A situação em Gaza coloca-nos diante de desafios humanos, técnicos, logísticos e financeiros, mas estamos empenhados em oferecer a melhor resposta possível. Não desistiremos, mesmo se não tivermos os recursos necessários e mesmo se o contexto político não estiver a nosso favor, com as necessidades médicas das pessoas caindo para o fim das prioridades das autoridades. Estamos lutando e, se salvarmos apenas alguns jovens, já teremos tido sucesso.”
História de Mohammed
“Fui ferido durante o protesto da 'Grande Marcha de Retorno' na sexta-feira, 6 de abril. Eu sabia que era perigoso, mas eu fui mesmo assim – todo mundo foi. Eu estava lá parado quando fui baleado.
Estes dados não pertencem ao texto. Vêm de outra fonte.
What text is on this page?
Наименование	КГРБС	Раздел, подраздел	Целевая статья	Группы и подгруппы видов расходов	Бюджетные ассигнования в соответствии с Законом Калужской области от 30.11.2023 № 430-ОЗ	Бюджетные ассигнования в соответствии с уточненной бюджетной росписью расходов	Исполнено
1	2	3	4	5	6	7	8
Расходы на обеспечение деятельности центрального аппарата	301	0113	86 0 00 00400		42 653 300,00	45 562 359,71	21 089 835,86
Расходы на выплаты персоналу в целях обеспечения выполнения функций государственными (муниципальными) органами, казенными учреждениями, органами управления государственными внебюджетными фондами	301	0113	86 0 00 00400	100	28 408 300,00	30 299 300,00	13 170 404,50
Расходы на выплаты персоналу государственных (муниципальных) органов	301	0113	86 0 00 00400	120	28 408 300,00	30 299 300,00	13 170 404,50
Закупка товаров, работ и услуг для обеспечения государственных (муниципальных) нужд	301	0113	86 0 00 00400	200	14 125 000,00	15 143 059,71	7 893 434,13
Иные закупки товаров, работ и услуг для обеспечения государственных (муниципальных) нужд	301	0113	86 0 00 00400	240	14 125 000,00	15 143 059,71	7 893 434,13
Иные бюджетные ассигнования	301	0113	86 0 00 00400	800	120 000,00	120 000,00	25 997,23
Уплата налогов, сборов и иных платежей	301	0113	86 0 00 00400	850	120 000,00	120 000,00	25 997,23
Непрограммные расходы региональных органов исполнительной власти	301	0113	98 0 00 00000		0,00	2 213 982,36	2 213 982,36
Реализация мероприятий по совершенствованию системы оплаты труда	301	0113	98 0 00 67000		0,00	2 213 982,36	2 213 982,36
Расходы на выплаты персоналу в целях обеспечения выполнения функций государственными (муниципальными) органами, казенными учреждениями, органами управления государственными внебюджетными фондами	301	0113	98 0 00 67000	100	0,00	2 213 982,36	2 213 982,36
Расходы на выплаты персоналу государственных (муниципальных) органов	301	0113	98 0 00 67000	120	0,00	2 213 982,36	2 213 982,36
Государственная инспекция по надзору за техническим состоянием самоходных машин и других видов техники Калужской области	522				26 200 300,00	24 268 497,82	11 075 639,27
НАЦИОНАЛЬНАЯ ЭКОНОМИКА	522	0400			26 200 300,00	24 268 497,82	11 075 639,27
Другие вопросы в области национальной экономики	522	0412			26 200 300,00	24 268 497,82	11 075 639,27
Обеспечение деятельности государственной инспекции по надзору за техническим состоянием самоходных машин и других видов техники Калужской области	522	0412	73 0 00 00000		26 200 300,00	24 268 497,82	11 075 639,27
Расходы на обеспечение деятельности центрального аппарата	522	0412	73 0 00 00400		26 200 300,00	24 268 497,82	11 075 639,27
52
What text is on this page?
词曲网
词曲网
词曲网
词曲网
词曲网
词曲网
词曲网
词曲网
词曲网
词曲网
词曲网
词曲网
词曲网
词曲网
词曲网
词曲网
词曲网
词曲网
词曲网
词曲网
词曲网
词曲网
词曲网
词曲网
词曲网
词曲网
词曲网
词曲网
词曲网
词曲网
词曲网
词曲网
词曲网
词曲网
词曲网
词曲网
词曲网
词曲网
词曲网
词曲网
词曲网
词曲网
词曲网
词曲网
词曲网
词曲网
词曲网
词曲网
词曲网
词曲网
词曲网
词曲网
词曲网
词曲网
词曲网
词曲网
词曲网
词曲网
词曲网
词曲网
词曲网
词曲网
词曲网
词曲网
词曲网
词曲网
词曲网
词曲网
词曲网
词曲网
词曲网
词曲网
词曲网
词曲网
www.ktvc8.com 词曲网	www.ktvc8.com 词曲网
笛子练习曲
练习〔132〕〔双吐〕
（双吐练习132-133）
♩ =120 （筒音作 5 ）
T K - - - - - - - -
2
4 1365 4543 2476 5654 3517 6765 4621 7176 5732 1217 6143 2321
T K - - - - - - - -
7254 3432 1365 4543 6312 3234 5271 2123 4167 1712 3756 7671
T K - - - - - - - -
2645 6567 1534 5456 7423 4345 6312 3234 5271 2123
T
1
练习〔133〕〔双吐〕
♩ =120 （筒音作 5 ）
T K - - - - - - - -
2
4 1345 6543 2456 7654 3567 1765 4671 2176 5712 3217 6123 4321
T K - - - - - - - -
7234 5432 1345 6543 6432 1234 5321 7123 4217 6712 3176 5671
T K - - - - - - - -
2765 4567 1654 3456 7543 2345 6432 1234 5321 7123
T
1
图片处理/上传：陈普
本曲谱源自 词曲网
Eu senti a bala quebrando meu osso.
Passei por seis operações até agora, incluindo operações de desbridamento (para limpar a ferida com a retirada de tecido danificado e objetos estranhos) e uma operação para fechar a ferida. Então, me disseram que eu poderia precisar passar por uma amputação depois de fechar a ferida.
No início, eu vinha diariamente à clínica de MSF para receber tratamento. Agora eu venho três vezes por semana para fisioterapia e para ter os curativos na minha perna trocados. Depois de receber fisioterapia, me sinto melhor. Os espasmos diminuem e é mais fácil mover meus músculos.
Por que eu estava protestando? Eu sou como todo palestino – nós passamos por muitos conflitos com Israel e isso é interminável. Fui protestar na fronteira porque é nosso direito e esta é a nossa terra. Eu fui lá apenas com esse propósito.
Eu não voltei. Eu não posso me mover. Eu fico em casa. Eu durmo por algumas horas e depois sou acordado pela dor. Se eu puder ter minha perna de volta como costumava ser, então talvez eu possa voltar a trabalhar e ter um futuro.”
O fisioterapeuta de MSF, Abu Hashim, explica a lesão de Mohammed
“Fraturas como as de Mohammed ocorrem após trauma de alto impacto e força considerável. O tecido mole foi destruído e o osso foi quebrado. Ele também recebeu um enxerto de pele. Mas a coisa mais complicada sobre a lesão de Mohammed é que seu nervo peroneal comum foi completamente cortado, fazendo com que seu pé caia – o que significa que ele não é capaz de andar corretamente e pode ficar deficiente por toda a vida. A fisioterapia é muito dolorosa para ele, mas vital para evitar a rigidez articular e mover os músculos.”